The present study describes a task testing the ability of rats to trigger operant behavior by their relative spatial position to inaccessible rotating objects. Rats were placed in a Skinner box with a transparent front wall through which they could observe one or two adjacent objects fixed on a slowly rotating arena (d = 1 m) surrounded by an immobile black cylinder. The direction of arena rotation was alternated at a sequence of different time intervals. Rats were reinforced for the first bar-press that was emitted when a radius separating the two adjacent objects or dividing a single object into two halves (pointing radius) entered a 60 degrees sector of its circular trajectory defined with respect to the stationary Skinner box (reward sector). Well trained rats emitted 62.1 +/- 3.6% of responses in a 60 degrees sector preceding the reward sector and in the first 30 degrees of the reward sector.
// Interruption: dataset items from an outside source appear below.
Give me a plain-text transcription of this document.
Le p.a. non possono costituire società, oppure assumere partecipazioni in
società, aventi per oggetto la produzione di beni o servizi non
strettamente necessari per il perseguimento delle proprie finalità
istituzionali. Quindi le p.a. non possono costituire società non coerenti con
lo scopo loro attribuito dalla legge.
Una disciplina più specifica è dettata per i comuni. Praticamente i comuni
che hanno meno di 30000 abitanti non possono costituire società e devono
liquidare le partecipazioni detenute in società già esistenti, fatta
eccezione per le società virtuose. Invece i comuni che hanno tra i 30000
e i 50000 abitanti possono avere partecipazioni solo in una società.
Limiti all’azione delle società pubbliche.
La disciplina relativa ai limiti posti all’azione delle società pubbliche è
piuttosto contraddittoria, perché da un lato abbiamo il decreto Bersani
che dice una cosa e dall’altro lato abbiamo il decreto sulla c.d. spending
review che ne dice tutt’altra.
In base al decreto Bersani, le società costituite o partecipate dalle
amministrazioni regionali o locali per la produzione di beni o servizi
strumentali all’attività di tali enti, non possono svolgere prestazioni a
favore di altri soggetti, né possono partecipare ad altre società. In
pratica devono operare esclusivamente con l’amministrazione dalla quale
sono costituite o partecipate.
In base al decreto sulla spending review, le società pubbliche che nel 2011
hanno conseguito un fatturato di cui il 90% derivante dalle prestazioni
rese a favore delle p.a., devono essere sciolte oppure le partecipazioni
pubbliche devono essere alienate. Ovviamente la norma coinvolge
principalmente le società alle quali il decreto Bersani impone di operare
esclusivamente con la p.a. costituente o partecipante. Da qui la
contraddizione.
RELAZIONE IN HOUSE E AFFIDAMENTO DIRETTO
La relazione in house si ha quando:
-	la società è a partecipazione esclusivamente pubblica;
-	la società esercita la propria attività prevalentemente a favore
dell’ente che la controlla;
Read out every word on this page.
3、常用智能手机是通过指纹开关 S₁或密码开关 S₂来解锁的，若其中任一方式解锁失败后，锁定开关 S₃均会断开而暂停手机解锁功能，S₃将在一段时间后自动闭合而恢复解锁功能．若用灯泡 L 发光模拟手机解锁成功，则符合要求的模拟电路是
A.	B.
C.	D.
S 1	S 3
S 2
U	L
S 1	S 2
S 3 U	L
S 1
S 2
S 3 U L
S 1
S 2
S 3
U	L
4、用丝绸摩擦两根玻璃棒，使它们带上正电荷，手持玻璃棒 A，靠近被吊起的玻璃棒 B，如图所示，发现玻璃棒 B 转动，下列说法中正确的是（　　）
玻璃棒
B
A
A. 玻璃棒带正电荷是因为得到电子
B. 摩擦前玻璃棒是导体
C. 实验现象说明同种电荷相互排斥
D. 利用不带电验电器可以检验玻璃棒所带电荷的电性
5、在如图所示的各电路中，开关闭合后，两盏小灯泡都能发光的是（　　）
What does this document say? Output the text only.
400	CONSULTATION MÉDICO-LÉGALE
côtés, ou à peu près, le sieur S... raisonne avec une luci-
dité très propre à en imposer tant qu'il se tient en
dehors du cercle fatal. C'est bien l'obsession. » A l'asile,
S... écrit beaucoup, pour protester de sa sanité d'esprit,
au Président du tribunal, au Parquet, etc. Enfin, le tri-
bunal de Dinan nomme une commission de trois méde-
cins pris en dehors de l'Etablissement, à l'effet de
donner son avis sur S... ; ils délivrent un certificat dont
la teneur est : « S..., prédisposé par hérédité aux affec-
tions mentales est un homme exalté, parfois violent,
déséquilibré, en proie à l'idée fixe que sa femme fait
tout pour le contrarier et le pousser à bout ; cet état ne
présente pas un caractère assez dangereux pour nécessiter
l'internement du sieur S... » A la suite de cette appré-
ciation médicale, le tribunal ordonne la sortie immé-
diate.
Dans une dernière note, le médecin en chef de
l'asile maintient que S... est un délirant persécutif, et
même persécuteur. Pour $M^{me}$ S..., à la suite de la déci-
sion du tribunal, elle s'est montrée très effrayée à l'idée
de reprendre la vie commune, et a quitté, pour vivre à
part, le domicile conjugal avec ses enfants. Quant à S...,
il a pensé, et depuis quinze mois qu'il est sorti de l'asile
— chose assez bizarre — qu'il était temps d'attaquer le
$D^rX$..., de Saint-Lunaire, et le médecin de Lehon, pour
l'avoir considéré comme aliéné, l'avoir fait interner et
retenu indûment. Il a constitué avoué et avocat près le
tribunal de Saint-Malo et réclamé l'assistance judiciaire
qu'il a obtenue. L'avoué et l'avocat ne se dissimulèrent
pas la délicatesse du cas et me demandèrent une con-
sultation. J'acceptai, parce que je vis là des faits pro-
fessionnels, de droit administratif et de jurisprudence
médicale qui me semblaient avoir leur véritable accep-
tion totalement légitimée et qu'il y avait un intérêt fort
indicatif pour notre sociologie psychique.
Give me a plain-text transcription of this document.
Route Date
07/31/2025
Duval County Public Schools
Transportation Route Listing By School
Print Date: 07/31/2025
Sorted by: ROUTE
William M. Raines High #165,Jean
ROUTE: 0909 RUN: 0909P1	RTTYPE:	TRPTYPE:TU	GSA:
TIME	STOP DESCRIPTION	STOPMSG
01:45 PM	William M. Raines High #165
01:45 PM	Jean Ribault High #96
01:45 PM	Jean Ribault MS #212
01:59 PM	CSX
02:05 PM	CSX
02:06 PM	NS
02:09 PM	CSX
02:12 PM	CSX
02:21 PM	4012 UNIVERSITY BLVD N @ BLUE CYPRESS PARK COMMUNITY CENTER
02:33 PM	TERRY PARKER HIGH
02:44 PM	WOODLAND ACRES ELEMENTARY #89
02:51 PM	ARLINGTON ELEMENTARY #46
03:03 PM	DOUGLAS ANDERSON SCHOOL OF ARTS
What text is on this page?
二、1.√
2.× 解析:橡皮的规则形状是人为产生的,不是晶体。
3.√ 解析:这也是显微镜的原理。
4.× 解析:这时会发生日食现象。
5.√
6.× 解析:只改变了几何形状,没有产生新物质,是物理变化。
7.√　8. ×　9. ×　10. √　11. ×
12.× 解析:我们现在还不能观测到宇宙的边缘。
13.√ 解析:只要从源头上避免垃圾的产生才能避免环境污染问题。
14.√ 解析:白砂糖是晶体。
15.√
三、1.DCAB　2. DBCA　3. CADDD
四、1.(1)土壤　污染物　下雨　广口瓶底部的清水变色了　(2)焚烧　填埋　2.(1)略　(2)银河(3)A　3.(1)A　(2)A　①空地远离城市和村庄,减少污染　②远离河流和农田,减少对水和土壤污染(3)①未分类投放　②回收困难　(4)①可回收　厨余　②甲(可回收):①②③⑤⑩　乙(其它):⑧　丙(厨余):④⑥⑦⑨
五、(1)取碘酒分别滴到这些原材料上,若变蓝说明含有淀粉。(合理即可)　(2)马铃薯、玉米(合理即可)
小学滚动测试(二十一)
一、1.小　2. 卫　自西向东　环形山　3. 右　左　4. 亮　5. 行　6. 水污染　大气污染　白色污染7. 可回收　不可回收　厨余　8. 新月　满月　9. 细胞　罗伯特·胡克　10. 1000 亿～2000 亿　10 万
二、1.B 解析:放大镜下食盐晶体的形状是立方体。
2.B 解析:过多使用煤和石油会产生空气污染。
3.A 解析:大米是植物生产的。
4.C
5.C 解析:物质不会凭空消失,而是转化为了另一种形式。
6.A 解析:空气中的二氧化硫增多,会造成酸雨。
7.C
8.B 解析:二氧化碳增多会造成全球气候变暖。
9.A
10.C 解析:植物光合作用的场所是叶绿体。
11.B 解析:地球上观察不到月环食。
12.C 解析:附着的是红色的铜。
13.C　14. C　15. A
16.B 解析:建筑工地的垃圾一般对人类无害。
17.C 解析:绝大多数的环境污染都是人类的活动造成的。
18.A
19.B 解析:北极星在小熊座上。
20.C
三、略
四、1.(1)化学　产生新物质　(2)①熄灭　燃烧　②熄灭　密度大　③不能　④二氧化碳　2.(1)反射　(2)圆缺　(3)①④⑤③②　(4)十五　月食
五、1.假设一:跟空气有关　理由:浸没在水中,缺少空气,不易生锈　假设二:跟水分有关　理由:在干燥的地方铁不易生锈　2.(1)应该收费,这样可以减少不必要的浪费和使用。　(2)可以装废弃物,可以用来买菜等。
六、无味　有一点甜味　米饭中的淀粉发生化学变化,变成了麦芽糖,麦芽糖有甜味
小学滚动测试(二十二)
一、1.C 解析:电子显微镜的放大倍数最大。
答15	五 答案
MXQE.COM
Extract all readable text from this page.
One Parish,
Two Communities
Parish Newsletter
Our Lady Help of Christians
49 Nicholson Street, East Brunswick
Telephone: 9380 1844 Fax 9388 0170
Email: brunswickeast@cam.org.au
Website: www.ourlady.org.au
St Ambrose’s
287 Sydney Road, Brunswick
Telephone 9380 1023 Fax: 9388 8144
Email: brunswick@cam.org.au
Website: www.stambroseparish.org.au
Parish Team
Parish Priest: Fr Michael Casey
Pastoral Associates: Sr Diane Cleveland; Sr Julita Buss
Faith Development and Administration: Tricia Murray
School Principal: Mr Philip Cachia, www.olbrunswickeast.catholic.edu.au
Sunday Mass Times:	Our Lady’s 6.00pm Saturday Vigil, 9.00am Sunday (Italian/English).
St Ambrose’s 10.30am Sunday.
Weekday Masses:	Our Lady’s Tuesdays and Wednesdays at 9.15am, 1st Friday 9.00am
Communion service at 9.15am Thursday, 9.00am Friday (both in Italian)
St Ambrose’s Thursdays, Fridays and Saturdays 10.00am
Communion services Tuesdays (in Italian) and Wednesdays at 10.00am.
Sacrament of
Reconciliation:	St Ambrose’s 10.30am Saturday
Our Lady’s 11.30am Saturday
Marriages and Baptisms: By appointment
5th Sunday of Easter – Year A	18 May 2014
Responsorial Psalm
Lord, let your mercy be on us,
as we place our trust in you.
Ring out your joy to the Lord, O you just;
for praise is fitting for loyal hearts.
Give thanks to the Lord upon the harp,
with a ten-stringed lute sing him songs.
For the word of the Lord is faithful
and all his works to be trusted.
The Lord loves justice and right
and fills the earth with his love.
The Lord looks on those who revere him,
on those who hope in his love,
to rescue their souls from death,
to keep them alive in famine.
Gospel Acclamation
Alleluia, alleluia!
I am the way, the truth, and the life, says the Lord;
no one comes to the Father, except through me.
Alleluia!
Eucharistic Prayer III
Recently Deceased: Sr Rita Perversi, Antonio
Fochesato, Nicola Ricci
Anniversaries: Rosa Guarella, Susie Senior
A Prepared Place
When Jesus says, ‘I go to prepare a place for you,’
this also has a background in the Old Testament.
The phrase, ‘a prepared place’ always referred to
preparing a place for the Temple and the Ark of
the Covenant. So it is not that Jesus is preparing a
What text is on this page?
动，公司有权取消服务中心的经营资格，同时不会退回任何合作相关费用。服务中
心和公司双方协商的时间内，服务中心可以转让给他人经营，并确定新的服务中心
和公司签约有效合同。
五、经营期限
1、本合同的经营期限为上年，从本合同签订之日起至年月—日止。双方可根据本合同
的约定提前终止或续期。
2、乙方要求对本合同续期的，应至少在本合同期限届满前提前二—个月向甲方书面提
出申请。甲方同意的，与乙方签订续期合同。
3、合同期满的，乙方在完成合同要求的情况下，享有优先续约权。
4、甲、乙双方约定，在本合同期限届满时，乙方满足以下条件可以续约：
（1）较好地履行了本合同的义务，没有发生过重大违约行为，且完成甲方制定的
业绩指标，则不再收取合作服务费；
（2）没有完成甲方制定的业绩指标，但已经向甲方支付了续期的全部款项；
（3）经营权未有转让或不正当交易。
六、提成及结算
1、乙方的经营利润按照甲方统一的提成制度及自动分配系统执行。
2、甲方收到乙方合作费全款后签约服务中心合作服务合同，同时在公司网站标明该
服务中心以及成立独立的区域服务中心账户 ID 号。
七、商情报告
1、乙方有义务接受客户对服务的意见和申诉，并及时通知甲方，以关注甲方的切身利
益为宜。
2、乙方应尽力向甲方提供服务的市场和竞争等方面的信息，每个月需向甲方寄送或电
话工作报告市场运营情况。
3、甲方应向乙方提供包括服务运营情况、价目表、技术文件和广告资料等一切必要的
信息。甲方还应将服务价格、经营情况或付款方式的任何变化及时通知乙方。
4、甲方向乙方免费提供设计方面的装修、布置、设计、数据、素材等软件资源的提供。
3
Response rate increased only when the pointing radius was approaching the reward sector, regardless of the time elapsed from the last reward. In the extinction session, when no reward was delivered, rats responded during the whole passage of the pointing radius through the former reward sector and spontaneously decreased responding after the pointing radius left this area. This finding suggests that rats perceived the reward sector as a continuous single region. The same results were obtained when the Skinner box with the rat was orbiting around the immobile scene. It is concluded that rats can recognize and anticipate their position relative to movable objects.